Introduction
Lately, Artificial Intelligence has seen a significant growth in utility with the ability to solve increasingly complex problems. However, the required energy to operate these systems has also significantly increased [1]. To tackle this future problem, the neuromorphics field has taken inspiration from the brain and designed devices that both function as memory and processor [2], which is different from the conventional software architecture. These devices are constrained by their physical properties and this can result in difficulties when implementing conventional learning algorithms. That is why it’s crucial to explore alternative learning strategies that may utilize these physical properties [3]. The physical learning field utilizes the physical system to generate energy equations, where they can be separated by a free and clamped state, which describe what the system knows and what the system should know respectively. [4,5] There are many ways to separate these two states (duplicate network, physical separation), but in this project we focus on ‘Frequency propagation’ [6], where one signal contains both the free and clamped state that are separated by frequency, which allows them to be separated and compared via the Fourier Transform.
Project description
We have hypothesized a new device that contains two gates that are connected to the neuromorphic device’s channel by two separate electrolytes, as shown in Figure 1. If we assume a symmetric device at , the channel conductance should not change by applying opposite gating voltages with the same strength. To one of the gate we directly connect the voltage drop (within the project we’ll have design a circuit that takes the voltage drop and generates a pulse) and to the other gate we’ll let the voltage go through a low pass filter (LPF), thereby negating the clamped output effect. This means that the low pass filter only takes the information from the clamped input (free state), whereas the other gate takes both the information of the clamped input and output (clamped state). If we set the pulse strength the same and modulate the pulse length based on the voltage drop, the resistance should converge to the a state where the voltage drop of the free and clamped state is the same.

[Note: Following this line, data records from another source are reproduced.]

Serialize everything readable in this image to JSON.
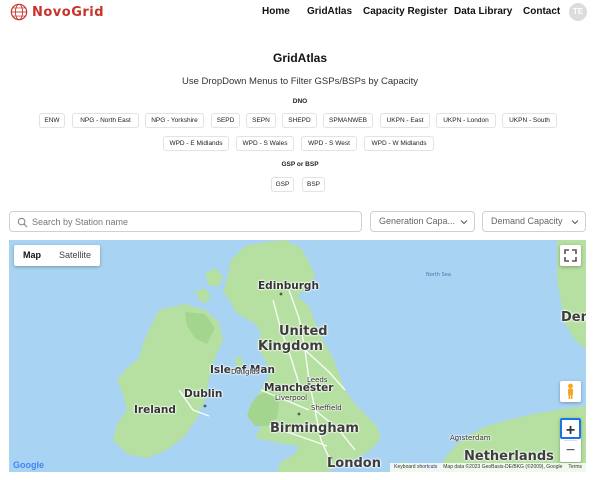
{
  "brand": {
    "name_part1": "Novo",
    "name_part2": "Grid"
  },
  "nav": {
    "items": [
      "Home",
      "GridAtlas",
      "Capacity Register",
      "Data Library",
      "Contact"
    ],
    "avatar_initials": "TE"
  },
  "page": {
    "title": "GridAtlas",
    "subtitle": "Use DropDown Menus to Filter GSPs/BSPs by Capacity"
  },
  "dno": {
    "label": "DNO",
    "row1": [
      "ENW",
      "NPG - North East",
      "NPG - Yorkshire",
      "SEPD",
      "SEPN",
      "SHEPD",
      "SPMANWEB",
      "UKPN - East",
      "UKPN - London",
      "UKPN - South"
    ],
    "row2": [
      "WPD - E Midlands",
      "WPD - S Wales",
      "WPD - S West",
      "WPD - W Midlands"
    ]
  },
  "gsp_bsp": {
    "label": "GSP or BSP",
    "options": [
      "GSP",
      "BSP"
    ]
  },
  "filters": {
    "search_placeholder": "Search by Station name",
    "generation_label": "Generation Capa...",
    "demand_label": "Demand Capacity"
  },
  "map": {
    "type_map": "Map",
    "type_satellite": "Satellite",
    "labels": {
      "north_sea": "North Sea",
      "edinburgh": "Edinburgh",
      "united_kingdom_1": "United",
      "united_kingdom_2": "Kingdom",
      "isle_of_man": "Isle of Man",
      "douglas": "Douglas",
      "manchester": "Manchester",
      "leeds": "Leeds",
      "sheffield": "Sheffield",
      "liverpool": "Liverpool",
      "dublin": "Dublin",
      "ireland": "Ireland",
      "birmingham": "Birmingham",
      "london": "London",
      "amsterdam": "Amsterdam",
      "netherlands": "Netherlands",
      "denmark_partial": "Den"
    },
    "google": "Google",
    "attribution": {
      "shortcuts": "Keyboard shortcuts",
      "data": "Map data ©2023 GeoBasis-DE/BKG (©2009), Google",
      "terms": "Terms"
    },
    "zoom_in": "+",
    "zoom_out": "−",
    "colors": {
      "sea": "#a9d3f2",
      "land": "#b6dfa2",
      "land_dark": "#a4d58f",
      "roads": "#ffffff"
    }
  }
}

An intermediate goal is to make such a device and characterize its behavior to proof the hypothesis. If we conclude that learning with the hypothesized device is not possible, we’ll solve that problem with the electrical circuitry and continue with the conventional neuromorphic devices that are used in the group.
If we manage to realize learning with a single device by building a voltage divider that can perform allostery, we can extend the learning task to realize an XOR gate or a simplified classification with the iris dataset.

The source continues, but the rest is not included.